De plus, vous semblez oublier qu’ils portent la parole de l’État, que ce soit dans le « porté à connaissance » préalable aux décisions des collectivités territoriales ou des établissements de coopération intercommunale, dans la contestation de l’exécution de ces obligations ou dans la signature des conventions d’utilité sociale.

 

Vous ne pouvez pas tenir les propos que vous avez tenus, et considérer que le problème du zonage peut être réglé par une stratégie centralisatrice et jacobine. Ce que notre rapport nous a permis de constater, c’est que, justement, le zonage actuel avait rendu possible tout et n’importe quoi.
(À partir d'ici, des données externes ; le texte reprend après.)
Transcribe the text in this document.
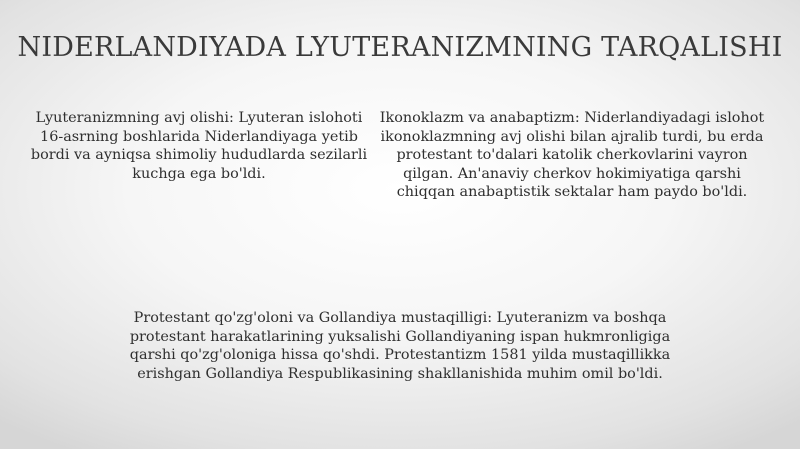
NIDERLANDIYADA LYUTERANIZMNING TARQALISHI

Lyuteranizmning avj olishi: Lyuteran islohoti 16-asrning boshlarida Niderlandiyaga yetib bordi va ayniqsa shimoliy hududlarda sezilarli kuchga ega bo'ldi.

Ikonoklazm va anabaptizm: Niderlandiyadagi islohot ikonoklazmning avj olishi bilan ajralib turdi, bu erda protestant to'dalari katolik cherkovlarini vayron qilgan. An'anaviy cherkov hokimiyatiga qarshi chiqqan anabaptistik sektalar ham paydo bo'ldi.

Protestant qo'zg'oloni va Gollandiya mustaqilligi: Lyuteranizm va boshqa protestant harakatlarining yuksalishi Gollandiyaning ispan hukmronligiga qarshi qo'zg'oloniga hissa qo'shdi. Protestantizm 1581 yilda mustaqillikka erishgan Gollandiya Respublikasining shakllanishida muhim omil bo'ldi.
Lorsque vous dites qu’on risque de laisser les maires décider de tout, je me permets de vous dire qu’on a vu plus de maires mécontents des stratégies « Robien » sur leur territoire et des immeubles construits mais ni habités ni vendus, que de maires qui avaient porté et accompagné cette stratégie.

 

M. Jean Launay.

Certainement !

 

M. Jean-Yves Le Bouillonnec.

Ce que l’on essaye de faire actuellement, c’est de faire en sorte qu’une manette reste toujours entre les mains de l’État – puisqu’il s’agit du préfet – et qu’on ne fasse pas n’importe quoi ; au passage, il s’agit aussi que l’avantage fiscal ne soit pas utilisé comme une simple aubaine, mais qu’il serve les stratégies de construction et d’habitat dans les territoires. Ce système s’emboîte bien ; il faut le mettre en œuvre.

 

Moi qui suis les affaires du logement depuis déjà pas mal d’années, je peux vous dire que je n’ai connaissance d’aucun élément me laissant entendre de quelle manière le zonage allait être rectifié ! Nous en ignorons tout. Il n’y aura donc bien entendu aucune concertation avec les organismes représentant les maires : ce sont des arguments de séance, mais en réalité cela n’existe pas.

 

Un arrêté de zonage sera bien pris, mais il nous posera immédiatement les mêmes problèmes. Au contraire, en adoptant ces amendements et le sous-amendement, je pense que nous corrigerons par avance les problèmes que posera l’arrêté de zonage.

 

(Le sous-amendement n° 119 est adopté.)

 

(Les amendements identiques nos 9 et 19 rectifié, ainsi sous-amendés, sont adoptés.)